Bob Mitchell, copresident of Mitchells Family of Stores, has also learned this lesson. “We’re in the fashion business — the change business. Our mantra is to stay close to the customer and that has allowed us to make changes with confidence.”
When Mitchell entered the family business in 1991, “We hung 3,000 garments just in Westport,” he said. “Those were the days when people bought a lot of inexpensive suits. The biggest change I’ve seen is the move to luxury.”
With the rise of discounting and buy-one-get-seven-free promotions, Mitchells made the decision to upgrade its assortment to distance itself from discounts. “In the early Nineties, people used to line up for the first day of our sale,” he said. “So we lost a lot of customers, but it’s about being analytical and not emotional.”
He said making that jump “sometimes can be treacherous, but it was a calculated gamble” that ultimately paid off.
The same held true for the store’s decision to dive into the women’s business, which has grown from 20 percent of the mix in 1991 to more than 60 percent today in the Westport location and is “our number-one growth engine,” Mitchell said.
Hill Stockton, owner of Norman Stockton retail store in Winston-Salem, N.C., has experienced firsthand the pitfalls that can befall independent retailers.
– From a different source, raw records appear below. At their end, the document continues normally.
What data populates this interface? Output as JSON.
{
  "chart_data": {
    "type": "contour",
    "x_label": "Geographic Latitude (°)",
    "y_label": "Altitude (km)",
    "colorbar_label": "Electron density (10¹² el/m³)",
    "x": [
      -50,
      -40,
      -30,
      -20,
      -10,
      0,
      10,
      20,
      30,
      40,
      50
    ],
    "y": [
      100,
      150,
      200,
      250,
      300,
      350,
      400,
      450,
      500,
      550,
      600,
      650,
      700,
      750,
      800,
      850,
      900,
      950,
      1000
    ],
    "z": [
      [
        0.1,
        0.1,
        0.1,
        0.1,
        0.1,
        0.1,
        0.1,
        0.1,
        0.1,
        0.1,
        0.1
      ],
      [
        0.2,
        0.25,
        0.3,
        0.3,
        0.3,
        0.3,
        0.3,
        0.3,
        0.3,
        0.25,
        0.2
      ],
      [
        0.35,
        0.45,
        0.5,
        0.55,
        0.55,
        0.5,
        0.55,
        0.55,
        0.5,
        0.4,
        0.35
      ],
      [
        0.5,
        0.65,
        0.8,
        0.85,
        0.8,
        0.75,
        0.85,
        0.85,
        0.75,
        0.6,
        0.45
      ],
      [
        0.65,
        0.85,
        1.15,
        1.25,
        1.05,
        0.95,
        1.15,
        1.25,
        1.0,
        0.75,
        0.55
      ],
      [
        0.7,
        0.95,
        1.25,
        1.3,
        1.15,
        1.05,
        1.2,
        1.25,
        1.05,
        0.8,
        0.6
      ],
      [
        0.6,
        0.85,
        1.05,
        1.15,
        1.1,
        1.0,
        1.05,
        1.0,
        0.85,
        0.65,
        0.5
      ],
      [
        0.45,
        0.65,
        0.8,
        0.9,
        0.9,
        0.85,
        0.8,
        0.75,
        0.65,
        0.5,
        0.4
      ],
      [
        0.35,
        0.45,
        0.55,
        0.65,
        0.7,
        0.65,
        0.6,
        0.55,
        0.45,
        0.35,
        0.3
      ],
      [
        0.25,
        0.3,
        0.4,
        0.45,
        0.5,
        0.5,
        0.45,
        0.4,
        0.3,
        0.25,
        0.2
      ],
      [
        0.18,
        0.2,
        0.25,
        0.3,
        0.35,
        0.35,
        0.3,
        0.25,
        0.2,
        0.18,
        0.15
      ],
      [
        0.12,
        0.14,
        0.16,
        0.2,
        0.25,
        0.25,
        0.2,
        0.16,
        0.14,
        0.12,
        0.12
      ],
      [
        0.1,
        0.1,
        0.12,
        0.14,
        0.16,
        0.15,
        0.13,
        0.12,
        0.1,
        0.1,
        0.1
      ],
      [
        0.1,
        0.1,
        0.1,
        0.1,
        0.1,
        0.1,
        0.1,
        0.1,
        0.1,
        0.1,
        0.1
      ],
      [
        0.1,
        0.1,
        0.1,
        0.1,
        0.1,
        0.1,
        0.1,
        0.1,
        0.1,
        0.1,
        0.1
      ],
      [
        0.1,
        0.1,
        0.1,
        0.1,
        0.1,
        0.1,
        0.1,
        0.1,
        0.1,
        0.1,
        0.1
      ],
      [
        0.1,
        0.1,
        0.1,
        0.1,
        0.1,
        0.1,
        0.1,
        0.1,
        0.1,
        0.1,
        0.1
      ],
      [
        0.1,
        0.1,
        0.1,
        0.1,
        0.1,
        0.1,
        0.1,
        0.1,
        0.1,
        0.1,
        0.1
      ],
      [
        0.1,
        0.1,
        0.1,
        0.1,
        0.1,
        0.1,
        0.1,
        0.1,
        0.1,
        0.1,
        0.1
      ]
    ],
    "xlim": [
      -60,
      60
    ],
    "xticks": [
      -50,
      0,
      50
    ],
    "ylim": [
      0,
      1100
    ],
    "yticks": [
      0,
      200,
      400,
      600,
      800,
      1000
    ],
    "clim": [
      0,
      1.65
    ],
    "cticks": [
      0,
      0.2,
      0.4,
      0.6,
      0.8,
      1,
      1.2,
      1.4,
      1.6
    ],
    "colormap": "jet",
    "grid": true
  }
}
Five years ago, he closed the last remaining unit of his family’s 101-year-old store. But in mid-September, he’s taking the plunge and will reopen.
“What we’re doing now is what we needed to do to be relevant five years ago,” he said. “I just wasn’t ready.”
So the store will be a third of the size — 2,000 square feet instead of 6,000 square feet — and will be 70 percent sportswear instead of 60 percent clothing. “My grandfather had a wall of hats and my father had a wall of suits,” he said. “We won’t have either.”
But evolution isn’t taking place just at the designer level.
The Men’s Wearhouse, which was founded in 1973, has diversified its business over the past few years to attract different types of men.
In 2013, the retailer bought the Joseph Abboud brand, and the next year, acquired its archrival, Jos. A. Bank Clothiers.
“Men’s Wearhouse is more contemporary and Jos. A. Bank is more traditional. And the Joseph Abboud brand has attracted a more affluent customer,” explained ceo Doug Ewert.
Since its introduction last year, the Abboud brand has grown to become 20 percent of the company’s overall revenues. There is a higher-end collection that is being sold online and at a dedi- cated Joseph Abboud store in Manhattan.
But even within the flagship chain, the mix has changed. Slim-fit suits now represent 45 percent of the business.
Designer Joseph Abboud said young guys are becoming more sartorial as they realize that “dressing up is fun and cool. And the leaner, slimmer fit appeals to them.” This has led to what he characterized as “one of the most exciting men’s wear cycles in the last 40 years. We are definitely in a bull market.”
Men’s Wearhouse’s big push into tuxedo rentals is also attracting a younger man. “Three million 17-to-27-year-olds rent with us every year and they all join our loyalty program, where we go to work converting them to retail customers,” Ewert said.
With more than 1,500 Men’s Wearhouse and Jos. A. Bank stores around the country, Ewert admitted that it’s challenging to keep up with customer demand, but “we have a store within a 10-mile radius of 70 percent of the population of North America, so we can look our customer in the eye.” The store teams then provide feedback to the merchants and marketing teams who act on that feedback.
Even so, Ewert said success and evolution go hand in hand. “You have to keep reinventing the business every year. People who hold onto how they did things before won’t survive.”